え。マジですか。俺でも半年かかったのに。さすが女子同士ですね。


「美香さん、ちょっとこっち来て」


「うん、わかった」


何だよ。俺には聞かせてくれないのか。女子の心とはわからんものだ。


「条件が一つある。兄貴にベタベタしない事」


「それは、無理かも・・」


「じゃあ、友達をやっぱり辞・・」


「わ、わかったわよ」


「交渉成立。よろしくね、美香さん」


なんかあかりが美香を脅したように見えたけど大丈夫か?何の話をしたんだろう。俺も聞きたかったな。まぁいいか。


「ライバル登場ね」


「何だよ美香。ライバルって?」


「ううん。何でもないよ」


ライバルって何だ。いつの間にあかりと美香はライバルになったんだよ。まぁ仲良くしてくれて結構だな。あかりにとっては嬉しいだろうな。
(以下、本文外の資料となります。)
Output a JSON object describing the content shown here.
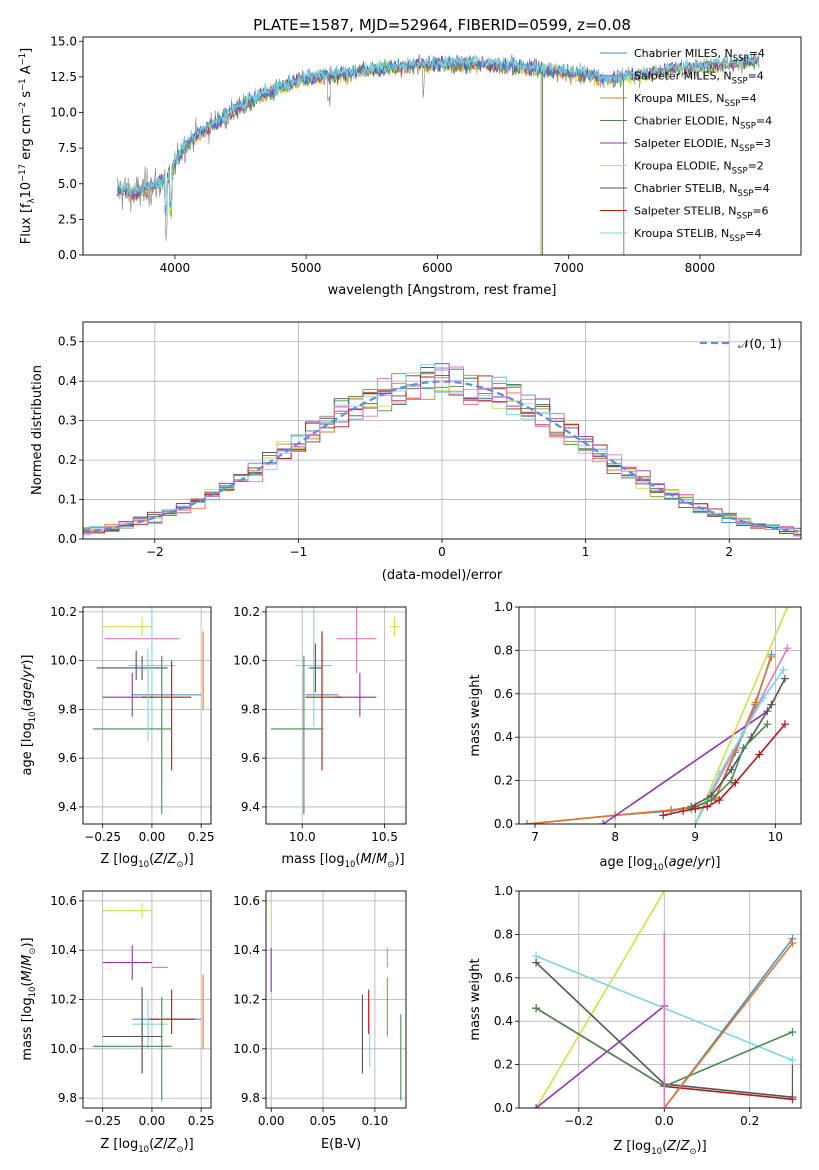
{
  "title": "PLATE=1587, MJD=52964, FIBERID=0599, z=0.08",
  "colors": {
    "Chabrier MILES": "#4a90c8",
    "Salpeter MILES": "#e2762a",
    "Kroupa MILES": "#c8873a",
    "Chabrier ELODIE": "#4a8a55",
    "Salpeter ELODIE": "#8e35b0",
    "Kroupa ELODIE": "#cbe14d",
    "Chabrier STELIB": "#555555",
    "Salpeter STELIB": "#b31b1b",
    "Kroupa STELIB": "#7fd6de",
    "pink": "#e377c2",
    "gaussian": "#5b8fd9"
  },
  "chart_data": [
    {
      "type": "line",
      "title": "PLATE=1587, MJD=52964, FIBERID=0599, z=0.08",
      "xlabel": "wavelength [Angstrom, rest frame]",
      "ylabel": "Flux [f_λ 10^-17 erg cm^-2 s^-1 A^-1]",
      "xlim": [
        3300,
        8770
      ],
      "ylim": [
        0,
        15.3
      ],
      "xticks": [
        4000,
        5000,
        6000,
        7000,
        8000
      ],
      "yticks": [
        0.0,
        2.5,
        5.0,
        7.5,
        10.0,
        12.5,
        15.0
      ],
      "legend": "top-right",
      "series": [
        {
          "name": "Chabrier MILES, N_SSP=4"
        },
        {
          "name": "Salpeter MILES, N_SSP=4"
        },
        {
          "name": "Kroupa MILES, N_SSP=4"
        },
        {
          "name": "Chabrier ELODIE, N_SSP=4"
        },
        {
          "name": "Salpeter ELODIE, N_SSP=3"
        },
        {
          "name": "Kroupa ELODIE, N_SSP=2"
        },
        {
          "name": "Chabrier STELIB, N_SSP=4"
        },
        {
          "name": "Salpeter STELIB, N_SSP=6"
        },
        {
          "name": "Kroupa STELIB, N_SSP=4"
        }
      ],
      "spectrum_shape": {
        "x": [
          3550,
          3700,
          3850,
          3950,
          4050,
          4150,
          4300,
          4500,
          4700,
          4900,
          5100,
          5300,
          5500,
          5700,
          5900,
          6100,
          6300,
          6500,
          6700,
          6900,
          7100,
          7300,
          7500,
          7800,
          8100,
          8450
        ],
        "y": [
          4.6,
          4.3,
          4.9,
          5.4,
          7.3,
          8.3,
          9.2,
          10.4,
          11.3,
          12.1,
          12.5,
          12.7,
          13.0,
          13.2,
          13.3,
          13.4,
          13.4,
          13.3,
          13.1,
          12.9,
          12.7,
          12.3,
          12.6,
          13.0,
          13.3,
          13.6
        ]
      }
    },
    {
      "type": "line",
      "xlabel": "(data-model)/error",
      "ylabel": "Normed distribution",
      "xlim": [
        -2.5,
        2.5
      ],
      "ylim": [
        0,
        0.55
      ],
      "xticks": [
        -2,
        -1,
        0,
        1,
        2
      ],
      "yticks": [
        0.0,
        0.1,
        0.2,
        0.3,
        0.4,
        0.5
      ],
      "legend": "top-right",
      "series": [
        {
          "name": "𝒩(0, 1)",
          "type": "gaussian",
          "mean": 0,
          "sigma": 1
        }
      ]
    },
    {
      "type": "scatter",
      "xlabel": "Z [log10(Z/Z☉)]",
      "ylabel": "age  [log10(age/yr)]",
      "xlim": [
        -0.35,
        0.3
      ],
      "ylim": [
        9.33,
        10.22
      ],
      "xticks": [
        -0.25,
        0.0,
        0.25
      ],
      "yticks": [
        9.4,
        9.6,
        9.8,
        10.0,
        10.2
      ],
      "points": [
        {
          "series": "Kroupa ELODIE",
          "x": -0.05,
          "y": 10.14,
          "xerr": [
            0.2,
            0.05
          ],
          "yerr": [
            0.04,
            0.04
          ]
        },
        {
          "series": "pink",
          "x": 0.0,
          "y": 10.09,
          "xerr": [
            0.24,
            0.14
          ],
          "yerr": [
            0.0,
            0.0
          ]
        },
        {
          "series": "Chabrier STELIB",
          "x": -0.05,
          "y": 9.97,
          "xerr": [
            0.23,
            0.13
          ],
          "yerr": [
            0.05,
            0.05
          ]
        },
        {
          "series": "Kroupa STELIB",
          "x": 0.0,
          "y": 9.98,
          "xerr": [
            0.12,
            0.12
          ],
          "yerr": [
            0.25,
            0.25
          ]
        },
        {
          "series": "Chabrier MILES",
          "x": 0.05,
          "y": 9.86,
          "xerr": [
            0.15,
            0.2
          ],
          "yerr": [
            0.0,
            0.0
          ]
        },
        {
          "series": "Salpeter ELODIE",
          "x": -0.1,
          "y": 9.85,
          "xerr": [
            0.15,
            0.1
          ],
          "yerr": [
            0.08,
            0.1
          ]
        },
        {
          "series": "Salpeter MILES",
          "x": 0.26,
          "y": 9.95,
          "xerr": [
            0.0,
            0.0
          ],
          "yerr": [
            0.15,
            0.17
          ]
        },
        {
          "series": "Salpeter STELIB",
          "x": 0.1,
          "y": 9.85,
          "xerr": [
            0.15,
            0.1
          ],
          "yerr": [
            0.3,
            0.15
          ]
        },
        {
          "series": "Chabrier ELODIE",
          "x": -0.1,
          "y": 9.72,
          "xerr": [
            0.2,
            0.2
          ],
          "yerr": [
            0.0,
            0.0
          ]
        },
        {
          "series": "Chabrier ELODIE",
          "x": 0.05,
          "y": 9.72,
          "xerr": [
            0.0,
            0.0
          ],
          "yerr": [
            0.35,
            0.3
          ]
        },
        {
          "series": "Kroupa STELIB",
          "x": -0.02,
          "y": 9.95,
          "xerr": [
            0.0,
            0.0
          ],
          "yerr": [
            0.28,
            0.1
          ]
        },
        {
          "series": "Chabrier STELIB",
          "x": -0.08,
          "y": 9.98,
          "xerr": [
            0.0,
            0.0
          ],
          "yerr": [
            0.06,
            0.06
          ]
        }
      ]
    },
    {
      "type": "scatter",
      "xlabel": "mass [log10(M/M☉)]",
      "ylim": [
        9.33,
        10.22
      ],
      "xlim": [
        9.78,
        10.63
      ],
      "xticks": [
        10.0,
        10.5
      ],
      "yticks": [
        9.4,
        9.6,
        9.8,
        10.0,
        10.2
      ],
      "points": [
        {
          "series": "Kroupa ELODIE",
          "x": 10.56,
          "y": 10.14,
          "xerr": [
            0.03,
            0.03
          ],
          "yerr": [
            0.04,
            0.04
          ]
        },
        {
          "series": "pink",
          "x": 10.33,
          "y": 10.09,
          "xerr": [
            0.12,
            0.12
          ],
          "yerr": [
            0.14,
            0.14
          ]
        },
        {
          "series": "Kroupa STELIB",
          "x": 10.07,
          "y": 9.98,
          "xerr": [
            0.11,
            0.11
          ],
          "yerr": [
            0.25,
            0.25
          ]
        },
        {
          "series": "Chabrier STELIB",
          "x": 10.08,
          "y": 9.97,
          "xerr": [
            0.04,
            0.04
          ],
          "yerr": [
            0.1,
            0.1
          ]
        },
        {
          "series": "Chabrier MILES",
          "x": 10.12,
          "y": 9.86,
          "xerr": [
            0.1,
            0.1
          ],
          "yerr": [
            0.0,
            0.0
          ]
        },
        {
          "series": "Salpeter ELODIE",
          "x": 10.35,
          "y": 9.85,
          "xerr": [
            0.15,
            0.1
          ],
          "yerr": [
            0.08,
            0.1
          ]
        },
        {
          "series": "Salpeter MILES",
          "x": 10.12,
          "y": 9.95,
          "xerr": [
            0.0,
            0.0
          ],
          "yerr": [
            0.15,
            0.17
          ]
        },
        {
          "series": "Salpeter STELIB",
          "x": 10.12,
          "y": 9.85,
          "xerr": [
            0.1,
            0.12
          ],
          "yerr": [
            0.3,
            0.27
          ]
        },
        {
          "series": "Chabrier ELODIE",
          "x": 10.01,
          "y": 9.72,
          "xerr": [
            0.2,
            0.12
          ],
          "yerr": [
            0.35,
            0.3
          ]
        }
      ]
    },
    {
      "type": "line",
      "xlabel": "age  [log10(age/yr)]",
      "ylabel": "mass weight",
      "xlim": [
        6.8,
        10.32
      ],
      "ylim": [
        0,
        1.0
      ],
      "xticks": [
        7,
        8,
        9,
        10
      ],
      "yticks": [
        0.0,
        0.2,
        0.4,
        0.6,
        0.8,
        1.0
      ],
      "series": [
        {
          "name": "Chabrier MILES",
          "x": [
            6.9,
            8.0,
            8.7,
            9.0,
            9.25,
            9.5,
            9.75,
            9.95
          ],
          "y": [
            0.0,
            0.04,
            0.06,
            0.08,
            0.12,
            0.33,
            0.55,
            0.78
          ]
        },
        {
          "name": "Salpeter MILES",
          "x": [
            6.9,
            8.0,
            8.7,
            9.0,
            9.25,
            9.5,
            9.75,
            9.95
          ],
          "y": [
            0.0,
            0.04,
            0.065,
            0.08,
            0.12,
            0.34,
            0.56,
            0.77
          ]
        },
        {
          "name": "Salpeter ELODIE",
          "x": [
            7.85,
            9.9
          ],
          "y": [
            0.0,
            0.52
          ]
        },
        {
          "name": "Kroupa ELODIE",
          "x": [
            9.0,
            10.15
          ],
          "y": [
            0.0,
            1.0
          ]
        },
        {
          "name": "pink",
          "x": [
            9.0,
            10.15
          ],
          "y": [
            0.0,
            0.81
          ]
        },
        {
          "name": "Kroupa STELIB",
          "x": [
            9.0,
            9.3,
            9.6,
            9.85,
            10.1
          ],
          "y": [
            0.0,
            0.23,
            0.42,
            0.58,
            0.71
          ]
        },
        {
          "name": "Chabrier STELIB",
          "x": [
            8.95,
            9.2,
            9.45,
            9.7,
            9.95,
            10.12
          ],
          "y": [
            0.08,
            0.13,
            0.25,
            0.4,
            0.55,
            0.67
          ]
        },
        {
          "name": "Chabrier ELODIE",
          "x": [
            8.95,
            9.2,
            9.45,
            9.6,
            9.9
          ],
          "y": [
            0.07,
            0.11,
            0.2,
            0.35,
            0.46
          ]
        },
        {
          "name": "Salpeter STELIB",
          "x": [
            8.6,
            8.85,
            9.0,
            9.15,
            9.3,
            9.5,
            9.8,
            10.12
          ],
          "y": [
            0.04,
            0.06,
            0.07,
            0.08,
            0.11,
            0.19,
            0.32,
            0.46
          ]
        }
      ]
    },
    {
      "type": "scatter",
      "xlabel": "Z [log10(Z/Z☉)]",
      "ylabel": "mass [log10(M/M☉)]",
      "xlim": [
        -0.35,
        0.3
      ],
      "ylim": [
        9.76,
        10.64
      ],
      "xticks": [
        -0.25,
        0.0,
        0.25
      ],
      "yticks": [
        9.8,
        10.0,
        10.2,
        10.4,
        10.6
      ],
      "points": [
        {
          "series": "Kroupa ELODIE",
          "x": -0.05,
          "y": 10.56,
          "xerr": [
            0.2,
            0.05
          ],
          "yerr": [
            0.03,
            0.03
          ]
        },
        {
          "series": "Salpeter ELODIE",
          "x": -0.1,
          "y": 10.35,
          "xerr": [
            0.15,
            0.1
          ],
          "yerr": [
            0.07,
            0.07
          ]
        },
        {
          "series": "pink",
          "x": 0.0,
          "y": 10.33,
          "xerr": [
            0.0,
            0.08
          ],
          "yerr": [
            0.0,
            0.0
          ]
        },
        {
          "series": "Salpeter MILES",
          "x": 0.26,
          "y": 10.12,
          "xerr": [
            0.0,
            0.0
          ],
          "yerr": [
            0.12,
            0.18
          ]
        },
        {
          "series": "Chabrier MILES",
          "x": 0.05,
          "y": 10.12,
          "xerr": [
            0.15,
            0.2
          ],
          "yerr": [
            0.0,
            0.0
          ]
        },
        {
          "series": "Salpeter STELIB",
          "x": 0.1,
          "y": 10.12,
          "xerr": [
            0.12,
            0.12
          ],
          "yerr": [
            0.06,
            0.12
          ]
        },
        {
          "series": "Kroupa STELIB",
          "x": -0.02,
          "y": 10.1,
          "xerr": [
            0.08,
            0.1
          ],
          "yerr": [
            0.1,
            0.1
          ]
        },
        {
          "series": "Chabrier STELIB",
          "x": -0.05,
          "y": 10.05,
          "xerr": [
            0.2,
            0.1
          ],
          "yerr": [
            0.15,
            0.15
          ]
        },
        {
          "series": "Chabrier ELODIE",
          "x": -0.1,
          "y": 10.01,
          "xerr": [
            0.2,
            0.2
          ],
          "yerr": [
            0.0,
            0.0
          ]
        },
        {
          "series": "Chabrier ELODIE",
          "x": 0.05,
          "y": 10.01,
          "xerr": [
            0.0,
            0.0
          ],
          "yerr": [
            0.22,
            0.2
          ]
        },
        {
          "series": "Chabrier STELIB",
          "x": -0.05,
          "y": 10.1,
          "xerr": [
            0.0,
            0.0
          ],
          "yerr": [
            0.2,
            0.15
          ]
        }
      ]
    },
    {
      "type": "scatter",
      "xlabel": "E(B-V)",
      "xlim": [
        -0.005,
        0.13
      ],
      "ylim": [
        9.76,
        10.64
      ],
      "xticks": [
        0.0,
        0.05,
        0.1
      ],
      "yticks": [
        9.8,
        10.0,
        10.2,
        10.4,
        10.6
      ],
      "points": [
        {
          "series": "Kroupa ELODIE",
          "x": 0.0,
          "y": 10.56,
          "yerr": [
            0.03,
            0.03
          ]
        },
        {
          "series": "Salpeter ELODIE",
          "x": 0.0,
          "y": 10.33,
          "yerr": [
            0.1,
            0.08
          ]
        },
        {
          "series": "pink",
          "x": 0.112,
          "y": 10.33,
          "yerr": [
            0.0,
            0.08
          ]
        },
        {
          "series": "Salpeter MILES",
          "x": 0.112,
          "y": 10.17,
          "yerr": [
            0.12,
            0.12
          ]
        },
        {
          "series": "Chabrier STELIB",
          "x": 0.088,
          "y": 10.06,
          "yerr": [
            0.16,
            0.16
          ]
        },
        {
          "series": "Salpeter STELIB",
          "x": 0.094,
          "y": 10.12,
          "yerr": [
            0.06,
            0.12
          ]
        },
        {
          "series": "Kroupa STELIB",
          "x": 0.095,
          "y": 10.07,
          "yerr": [
            0.14,
            0.14
          ]
        },
        {
          "series": "Chabrier ELODIE",
          "x": 0.125,
          "y": 9.97,
          "yerr": [
            0.18,
            0.17
          ]
        }
      ]
    },
    {
      "type": "line",
      "xlabel": "Z [log10(Z/Z☉)]",
      "ylabel": "mass weight",
      "xlim": [
        -0.34,
        0.32
      ],
      "ylim": [
        0,
        1.0
      ],
      "xticks": [
        -0.2,
        0.0,
        0.2
      ],
      "yticks": [
        0.0,
        0.2,
        0.4,
        0.6,
        0.8,
        1.0
      ],
      "series": [
        {
          "name": "Kroupa ELODIE",
          "x": [
            -0.3,
            0.0
          ],
          "y": [
            0.0,
            1.0
          ]
        },
        {
          "name": "Salpeter ELODIE",
          "x": [
            -0.3,
            0.0
          ],
          "y": [
            0.0,
            0.47
          ]
        },
        {
          "name": "Kroupa STELIB",
          "x": [
            -0.3,
            0.3
          ],
          "y": [
            0.7,
            0.22
          ]
        },
        {
          "name": "Chabrier STELIB",
          "x": [
            -0.3,
            0.0,
            0.3
          ],
          "y": [
            0.67,
            0.11,
            0.05
          ]
        },
        {
          "name": "Salpeter STELIB",
          "x": [
            -0.3,
            0.0,
            0.3
          ],
          "y": [
            0.46,
            0.1,
            0.04
          ]
        },
        {
          "name": "Chabrier ELODIE",
          "x": [
            -0.3,
            0.0,
            0.3
          ],
          "y": [
            0.46,
            0.1,
            0.35
          ]
        },
        {
          "name": "Chabrier MILES",
          "x": [
            0.0,
            0.3
          ],
          "y": [
            0.0,
            0.78
          ]
        },
        {
          "name": "Salpeter MILES",
          "x": [
            0.0,
            0.3
          ],
          "y": [
            0.0,
            0.76
          ]
        }
      ]
    }
  ]
}
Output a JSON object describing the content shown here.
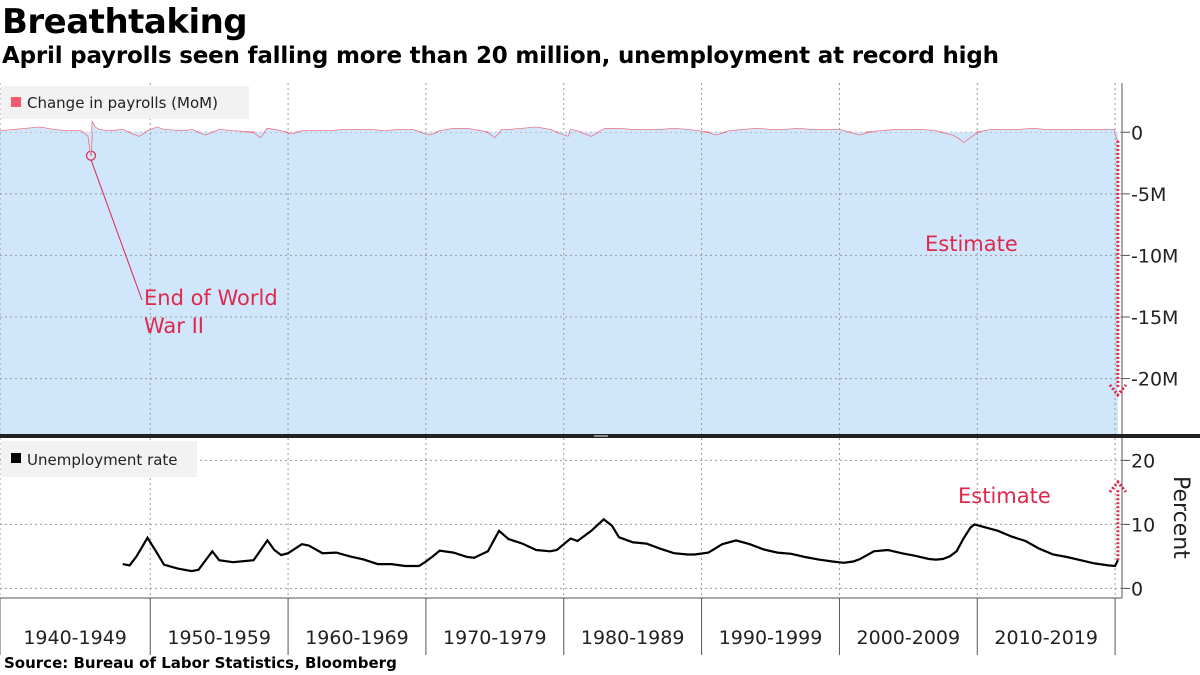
{
  "title": "Breathtaking",
  "subtitle": "April payrolls seen falling more than 20 million, unemployment at record high",
  "source": "Source: Bureau of Labor Statistics, Bloomberg",
  "colors": {
    "payrolls_line": "#f25b6e",
    "payrolls_fill": "#cfe6fb",
    "unemployment_line": "#000000",
    "annotation": "#e0284c",
    "grid": "#9a9a9a"
  },
  "chart_data": [
    {
      "type": "area",
      "legend": "Change in payrolls (MoM)",
      "legend_position": "top-left",
      "x_unit": "year",
      "ylim": [
        -24.5,
        4
      ],
      "y_ticks": [
        {
          "value": 0,
          "label": "0"
        },
        {
          "value": -5,
          "label": "-5M"
        },
        {
          "value": -10,
          "label": "-10M"
        },
        {
          "value": -15,
          "label": "-15M"
        },
        {
          "value": -20,
          "label": "-20M"
        }
      ],
      "series": [
        {
          "name": "Change in payrolls (MoM)",
          "x": [
            1939.1,
            1941,
            1942,
            1943,
            1944,
            1945.0,
            1945.5,
            1945.7,
            1945.8,
            1946.0,
            1946.3,
            1947,
            1948,
            1949.2,
            1949.8,
            1950.5,
            1951,
            1952.5,
            1953,
            1954,
            1955,
            1956,
            1957.5,
            1958.0,
            1958.5,
            1959.5,
            1960.3,
            1961.0,
            1962,
            1963,
            1964,
            1965,
            1966,
            1967,
            1968,
            1969,
            1970.3,
            1971,
            1972,
            1973,
            1974.5,
            1975.0,
            1975.5,
            1976,
            1977,
            1978,
            1979,
            1980.3,
            1980.5,
            1981,
            1982.0,
            1983,
            1984,
            1985,
            1986,
            1987,
            1988,
            1989,
            1990.5,
            1991.0,
            1992,
            1993,
            1994,
            1995,
            1996,
            1997,
            1998,
            1999,
            2000,
            2001.5,
            2002,
            2003,
            2004,
            2005,
            2006,
            2007,
            2008.2,
            2008.7,
            2009.0,
            2009.5,
            2010,
            2011,
            2012,
            2013,
            2014,
            2015,
            2016,
            2017,
            2018,
            2019,
            2019.9,
            2020.2
          ],
          "values": [
            0.1,
            0.3,
            0.4,
            0.2,
            0.1,
            0.1,
            -0.3,
            -1.9,
            0.8,
            0.4,
            0.2,
            0.1,
            0.2,
            -0.3,
            0.1,
            0.4,
            0.2,
            0.1,
            0.2,
            -0.2,
            0.2,
            0.1,
            0.0,
            -0.4,
            0.3,
            0.1,
            -0.1,
            0.1,
            0.1,
            0.1,
            0.2,
            0.2,
            0.2,
            0.1,
            0.2,
            0.2,
            -0.2,
            0.1,
            0.3,
            0.3,
            0.0,
            -0.4,
            0.2,
            0.2,
            0.3,
            0.4,
            0.2,
            -0.3,
            0.2,
            0.1,
            -0.3,
            0.3,
            0.3,
            0.2,
            0.2,
            0.2,
            0.3,
            0.2,
            0.0,
            -0.2,
            0.1,
            0.2,
            0.3,
            0.2,
            0.2,
            0.3,
            0.2,
            0.2,
            0.2,
            -0.2,
            0.0,
            0.1,
            0.2,
            0.2,
            0.2,
            0.1,
            -0.2,
            -0.5,
            -0.8,
            -0.4,
            0.0,
            0.2,
            0.2,
            0.2,
            0.3,
            0.2,
            0.2,
            0.2,
            0.2,
            0.2,
            0.2,
            -0.7
          ]
        }
      ],
      "estimate": {
        "label": "Estimate",
        "from": -0.7,
        "to": -21.0
      },
      "annotation": {
        "label_line1": "End of World",
        "label_line2": "War II",
        "x": 1945.7,
        "y": -1.9
      }
    },
    {
      "type": "line",
      "legend": "Unemployment rate",
      "legend_position": "top-left",
      "ylabel": "Percent",
      "x_unit": "year",
      "ylim": [
        -1.5,
        23.5
      ],
      "y_ticks": [
        {
          "value": 0,
          "label": "0"
        },
        {
          "value": 10,
          "label": "10"
        },
        {
          "value": 20,
          "label": "20"
        }
      ],
      "series": [
        {
          "name": "Unemployment rate",
          "x": [
            1948.0,
            1948.5,
            1949.0,
            1949.8,
            1950.5,
            1951.0,
            1952.0,
            1953.0,
            1953.5,
            1954.5,
            1955.0,
            1956.0,
            1957.0,
            1957.5,
            1958.5,
            1959.0,
            1959.5,
            1960.0,
            1961.0,
            1961.5,
            1962.5,
            1963.5,
            1964.5,
            1965.5,
            1966.5,
            1967.5,
            1968.5,
            1969.5,
            1970.0,
            1970.5,
            1971.0,
            1972.0,
            1973.0,
            1973.5,
            1974.5,
            1975.3,
            1976.0,
            1977.0,
            1978.0,
            1979.0,
            1979.5,
            1980.5,
            1981.0,
            1982.0,
            1982.9,
            1983.5,
            1984.0,
            1985.0,
            1986.0,
            1987.0,
            1988.0,
            1989.0,
            1989.5,
            1990.5,
            1991.5,
            1992.5,
            1993.5,
            1994.5,
            1995.5,
            1996.5,
            1997.5,
            1998.5,
            1999.5,
            2000.3,
            2001.0,
            2001.5,
            2002.5,
            2003.5,
            2004.5,
            2005.5,
            2006.5,
            2007.0,
            2007.5,
            2008.0,
            2008.5,
            2009.0,
            2009.5,
            2009.8,
            2010.5,
            2011.5,
            2012.5,
            2013.5,
            2014.5,
            2015.5,
            2016.5,
            2017.5,
            2018.5,
            2019.5,
            2020.0,
            2020.2
          ],
          "values": [
            3.8,
            3.6,
            5.0,
            7.9,
            5.5,
            3.7,
            3.1,
            2.7,
            2.9,
            5.8,
            4.4,
            4.1,
            4.3,
            4.4,
            7.5,
            6.0,
            5.2,
            5.5,
            6.9,
            6.7,
            5.5,
            5.6,
            5.0,
            4.5,
            3.8,
            3.8,
            3.5,
            3.5,
            4.2,
            5.0,
            5.9,
            5.6,
            4.9,
            4.8,
            5.8,
            9.0,
            7.7,
            7.0,
            6.0,
            5.8,
            6.0,
            7.8,
            7.4,
            9.0,
            10.8,
            9.8,
            8.0,
            7.2,
            7.0,
            6.2,
            5.5,
            5.3,
            5.3,
            5.6,
            6.9,
            7.5,
            6.9,
            6.1,
            5.6,
            5.4,
            4.9,
            4.5,
            4.2,
            4.0,
            4.2,
            4.6,
            5.8,
            6.0,
            5.5,
            5.1,
            4.6,
            4.5,
            4.6,
            5.0,
            5.8,
            7.8,
            9.5,
            10.0,
            9.6,
            9.0,
            8.1,
            7.4,
            6.2,
            5.3,
            4.9,
            4.4,
            3.9,
            3.6,
            3.5,
            4.4
          ]
        }
      ],
      "estimate": {
        "label": "Estimate",
        "from": 4.4,
        "to": 16.0
      }
    }
  ],
  "x_axis": {
    "categories": [
      "1940-1949",
      "1950-1959",
      "1960-1969",
      "1970-1979",
      "1980-1989",
      "1990-1999",
      "2000-2009",
      "2010-2019"
    ],
    "domain": [
      1939.1,
      2020.5
    ]
  }
}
気付いたら夜の10時だ。


「そろそろ寝よっか」


「ああ。そうだな」


俺たちはもう寝ることにした。


「私どこで寝ればいい?」


「えーと。お前は・・・」


俺が考えていると、ふいにあかりが言い出した。


「美香さんは私の部屋で寝ましょう」


「いいのか?」


「仕方ないじゃない。他に寝る所ないし」


「俺の部屋っていうのも・・・」


「絶対だめーーー」


何がそんなに嫌なのか全くわからないが、まぁこれであかりと美香の仲ももっと深まるだろう。


「じゃああかり、美香、おやすみ」


「快斗、おやすみ❤️」


「兄貴、おやすみなさい」


あかり、顔がちょっと怖いけど大丈夫か。何事もなければいいのだが。そんなことを考えながら、俺は深い眠りに落ちていった。